Par où passe un mariage, en islam
Par le wali. C'est à votre tuteur que les demandes arrivent, c'est lui qui se renseigne, c'est en sa présence que vous rencontrez le prétendant. Vous n'avez pas à « chercher » comme on cherche un emploi : vous avez à faire savoir, autour de vous, que vous êtes prête, et à laisser le cadre travailler. Cela dit, faire savoir ne suffit plus toujours.
Les voies qui fonctionnent
- Votre famille et l'entourage pratiquant : tantes, femmes de la mosquée, épouses des amis de votre père ou de vos frères.
- L'imam : beaucoup reçoivent des demandes de frères sérieux et cherchent des sœurs à leur présenter. Votre wali peut aller le voir.
- Les cercles de science : les sœurs qui suivent des cours connaissent des frères mariés, qui connaissent des frères célibataires.

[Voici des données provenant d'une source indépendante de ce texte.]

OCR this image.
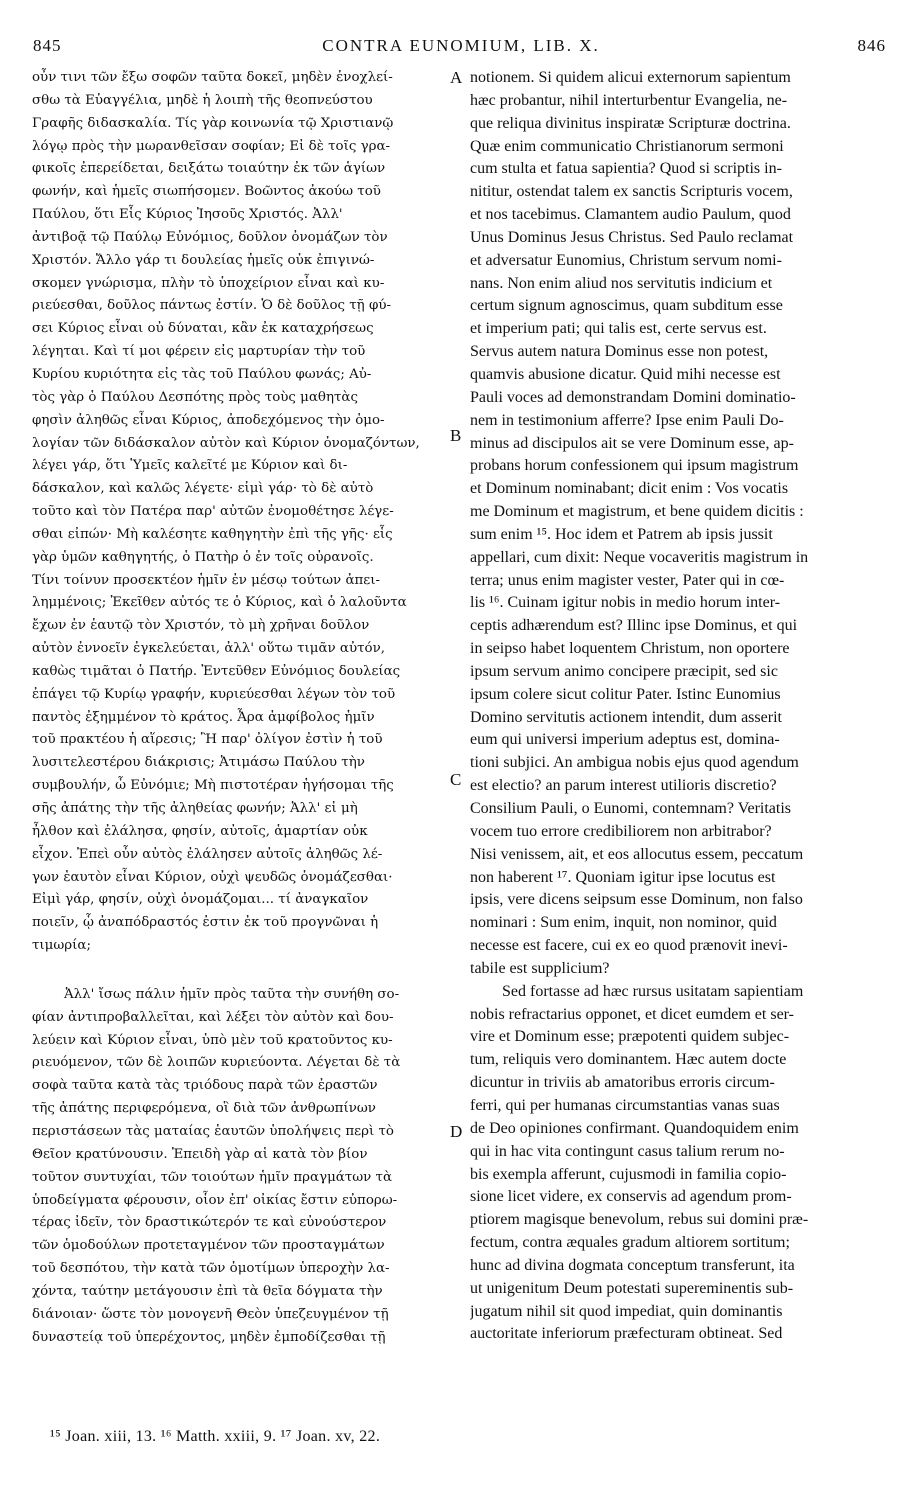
845	CONTRA EUNOMIUM, LIB. X.	846
A
B
C
D
οὖν τινι τῶν ἔξω σοφῶν ταῦτα δοκεῖ, μηδὲν ἐνοχλεί-
σθω τὰ Εὐαγγέλια, μηδὲ ἡ λοιπὴ τῆς θεοπνεύστου
Γραφῆς διδασκαλία. Τίς γὰρ κοινωνία τῷ Χριστιανῷ
λόγῳ πρὸς τὴν μωρανθεῖσαν σοφίαν; Εἰ δὲ τοῖς γρα-
φικοῖς ἐπερείδεται, δειξάτω τοιαύτην ἐκ τῶν ἁγίων
φωνήν, καὶ ἡμεῖς σιωπήσομεν. Βοῶντος ἀκούω τοῦ
Παύλου, ὅτι Εἷς Κύριος Ἰησοῦς Χριστός. Ἀλλ'
ἀντιβοᾷ τῷ Παύλῳ Εὐνόμιος, δοῦλον ὀνομάζων τὸν
Χριστόν. Ἄλλο γάρ τι δουλείας ἡμεῖς οὐκ ἐπιγινώ-
σκομεν γνώρισμα, πλὴν τὸ ὑποχείριον εἶναι καὶ κυ-
ριεύεσθαι, δοῦλος πάντως ἐστίν. Ὁ δὲ δοῦλος τῇ φύ-
σει Κύριος εἶναι οὐ δύναται, κἂν ἐκ καταχρήσεως
λέγηται. Καὶ τί μοι φέρειν εἰς μαρτυρίαν τὴν τοῦ
Κυρίου κυριότητα εἰς τὰς τοῦ Παύλου φωνάς; Αὐ-
τὸς γὰρ ὁ Παύλου Δεσπότης πρὸς τοὺς μαθητὰς
φησὶν ἀληθῶς εἶναι Κύριος, ἀποδεχόμενος τὴν ὁμο-
λογίαν τῶν διδάσκαλον αὐτὸν καὶ Κύριον ὀνομαζόντων,
λέγει γάρ, ὅτι Ὑμεῖς καλεῖτέ με Κύριον καὶ δι-
δάσκαλον, καὶ καλῶς λέγετε· εἰμὶ γάρ· τὸ δὲ αὐτὸ
τοῦτο καὶ τὸν Πατέρα παρ' αὐτῶν ἐνομοθέτησε λέγε-
σθαι εἰπών· Μὴ καλέσητε καθηγητὴν ἐπὶ τῆς γῆς· εἷς
γὰρ ὑμῶν καθηγητής, ὁ Πατὴρ ὁ ἐν τοῖς οὐρανοῖς.
Τίνι τοίνυν προσεκτέον ἡμῖν ἐν μέσῳ τούτων ἀπει-
λημμένοις; Ἐκεῖθεν αὐτός τε ὁ Κύριος, καὶ ὁ λαλοῦντα
ἔχων ἐν ἑαυτῷ τὸν Χριστόν, τὸ μὴ χρῆναι δοῦλον
αὐτὸν ἐννοεῖν ἐγκελεύεται, ἀλλ' οὕτω τιμᾶν αὐτόν,
καθὼς τιμᾶται ὁ Πατήρ. Ἐντεῦθεν Εὐνόμιος δουλείας
ἐπάγει τῷ Κυρίῳ γραφήν, κυριεύεσθαι λέγων τὸν τοῦ
παντὸς ἐξημμένον τὸ κράτος. Ἆρα ἀμφίβολος ἡμῖν
τοῦ πρακτέου ἡ αἵρεσις; Ἢ παρ' ὀλίγον ἐστὶν ἡ τοῦ
λυσιτελεστέρου διάκρισις; Ἀτιμάσω Παύλου τὴν
συμβουλήν, ὦ Εὐνόμιε; Μὴ πιστοτέραν ἡγήσομαι τῆς
σῆς ἀπάτης τὴν τῆς ἀληθείας φωνήν; Ἀλλ' εἰ μὴ
ἦλθον καὶ ἐλάλησα, φησίν, αὐτοῖς, ἁμαρτίαν οὐκ
εἶχον. Ἐπεὶ οὖν αὐτὸς ἐλάλησεν αὐτοῖς ἀληθῶς λέ-
γων ἑαυτὸν εἶναι Κύριον, οὐχὶ ψευδῶς ὀνομάζεσθαι·
Εἰμὶ γάρ, φησίν, οὐχὶ ὀνομάζομαι... τί ἀναγκαῖον
ποιεῖν, ᾧ ἀναπόδραστός ἐστιν ἐκ τοῦ προγνῶναι ἡ
τιμωρία;
Ἀλλ' ἴσως πάλιν ἡμῖν πρὸς ταῦτα τὴν συνήθη σο-
φίαν ἀντιπροβαλλεῖται, καὶ λέξει τὸν αὐτὸν καὶ δου-
λεύειν καὶ Κύριον εἶναι, ὑπὸ μὲν τοῦ κρατοῦντος κυ-
ριευόμενον, τῶν δὲ λοιπῶν κυριεύοντα. Λέγεται δὲ τὰ
σοφὰ ταῦτα κατὰ τὰς τριόδους παρὰ τῶν ἐραστῶν
τῆς ἀπάτης περιφερόμενα, οἳ διὰ τῶν ἀνθρωπίνων
περιστάσεων τὰς ματαίας ἑαυτῶν ὑπολήψεις περὶ τὸ
Θεῖον κρατύνουσιν. Ἐπειδὴ γὰρ αἱ κατὰ τὸν βίον
τοῦτον συντυχίαι, τῶν τοιούτων ἡμῖν πραγμάτων τὰ
ὑποδείγματα φέρουσιν, οἷον ἐπ' οἰκίας ἔστιν εὐπορω-
τέρας ἰδεῖν, τὸν δραστικώτερόν τε καὶ εὐνούστερον
τῶν ὁμοδούλων προτεταγμένον τῶν προσταγμάτων
τοῦ δεσπότου, τὴν κατὰ τῶν ὁμοτίμων ὑπεροχὴν λα-
χόντα, ταύτην μετάγουσιν ἐπὶ τὰ θεῖα δόγματα τὴν
διάνοιαν· ὥστε τὸν μονογενῆ Θεὸν ὑπεζευγμένον τῇ
δυναστείᾳ τοῦ ὑπερέχοντος, μηδὲν ἐμποδίζεσθαι τῇ
notionem. Si quidem alicui externorum sapientum
hæc probantur, nihil interturbentur Evangelia, ne-
que reliqua divinitus inspiratæ Scripturæ doctrina.
Quæ enim communicatio Christianorum sermoni
cum stulta et fatua sapientia? Quod si scriptis in-
nititur, ostendat talem ex sanctis Scripturis vocem,
et nos tacebimus. Clamantem audio Paulum, quod
Unus Dominus Jesus Christus. Sed Paulo reclamat
et adversatur Eunomius, Christum servum nomi-
nans. Non enim aliud nos servitutis indicium et
certum signum agnoscimus, quam subditum esse
et imperium pati; qui talis est, certe servus est.
Servus autem natura Dominus esse non potest,
quamvis abusione dicatur. Quid mihi necesse est
Pauli voces ad demonstrandam Domini dominatio-
nem in testimonium afferre? Ipse enim Pauli Do-
minus ad discipulos ait se vere Dominum esse, ap-
probans horum confessionem qui ipsum magistrum
et Dominum nominabant; dicit enim : Vos vocatis
me Dominum et magistrum, et bene quidem dicitis :
sum enim ¹⁵. Hoc idem et Patrem ab ipsis jussit
appellari, cum dixit: Neque vocaveritis magistrum in
terra; unus enim magister vester, Pater qui in cœ-
lis ¹⁶. Cuinam igitur nobis in medio horum inter-
ceptis adhærendum est? Illinc ipse Dominus, et qui
in seipso habet loquentem Christum, non oportere
ipsum servum animo concipere præcipit, sed sic
ipsum colere sicut colitur Pater. Istinc Eunomius
Domino servitutis actionem intendit, dum asserit
eum qui universi imperium adeptus est, domina-
tioni subjici. An ambigua nobis ejus quod agendum
est electio? an parum interest utilioris discretio?
Consilium Pauli, o Eunomi, contemnam? Veritatis
vocem tuo errore credibiliorem non arbitrabor?
Nisi venissem, ait, et eos allocutus essem, peccatum
non haberent ¹⁷. Quoniam igitur ipse locutus est
ipsis, vere dicens seipsum esse Dominum, non falso
nominari : Sum enim, inquit, non nominor, quid
necesse est facere, cui ex eo quod prænovit inevi-
tabile est supplicium?
Sed fortasse ad hæc rursus usitatam sapientiam
nobis refractarius opponet, et dicet eumdem et ser-
vire et Dominum esse; præpotenti quidem subjec-
tum, reliquis vero dominantem. Hæc autem docte
dicuntur in triviis ab amatoribus erroris circum-
ferri, qui per humanas circumstantias vanas suas
de Deo opiniones confirmant. Quandoquidem enim
qui in hac vita contingunt casus talium rerum no-
bis exempla afferunt, cujusmodi in familia copio-
sione licet videre, ex conservis ad agendum prom-
ptiorem magisque benevolum, rebus sui domini præ-
fectum, contra æquales gradum altiorem sortitum;
hunc ad divina dogmata conceptum transferunt, ita
ut unigenitum Deum potestati supereminentis sub-
jugatum nihil sit quod impediat, quin dominantis
auctoritate inferiorum præfecturam obtineat. Sed
¹⁵ Joan. xiii, 13. ¹⁶ Matth. xxiii, 9. ¹⁷ Joan. xv, 22.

- Une plateforme conçue pour le mariage, où le wali est associé, où il n'y a pas de photos et où l'identité est vérifiée. C'est ce qu'ezzawaj a construit.
Reconnaître un frère qui cherche vraiment le mariage
- Il demande à parler à votre wali, de lui-même, et vite.
- Il ne demande ni photo, ni numéro, ni « d'abord se connaître un peu ».
- Il répond clairement sur sa pratique, son travail, son projet, son passé.
- Il accepte la mouqabala avec le mahram, et n'insiste pas pour vous voir seule.
- Il avance : une réponse, une demande, une date — pas des mois de messages.
- Ce que le wali apprend de sa mosquée et de son entourage concorde avec ce qu'il dit.
Les pièges
- Les échanges privés prolongés « en vue du mariage » : ils installent l'attachement avant l'engagement, et sortent du cadre.
- La photo : la vôtre ne doit circuler nulle part ; la sienne ne vous dit rien de sa religion.
- La précipitation : un frère qui veut le nikah dans la semaine sans que le wali ait pu se renseigner.
- L'homme déjà marié qui cache sa situation, ou qui la révèle après l'attachement.
- L'homme qui veut « faire le hlel » sans le civil, en France : il vous laisse sans aucun droit.
Ce qu'il faut demander
La religion d'abord, le caractère ensuite — c'est le critère que le Prophète ﷺ a donné aux tuteurs : « Lorsqu'un homme vous demande votre fille et que vous êtes satisfait de sa religion et de sa moralité, ne le refusez pas » (Tirmidhi, Ibn Majah — hassan). Nos soixante questions à poser avant le mariage vous donnent le reste.
Et le temps qui passe ?
Beaucoup de sœurs s'inquiètent de l'âge. Le mariage est un décret : il vient quand Allah le décide, et la précipitation n'y change rien — sauf en mal. Ce qui dépend de vous : faire savoir, garder le cadre, invoquer, et ne pas fermer les portes pour de mauvaises raisons (origine, statut, un divorce dans le passé de l'autre).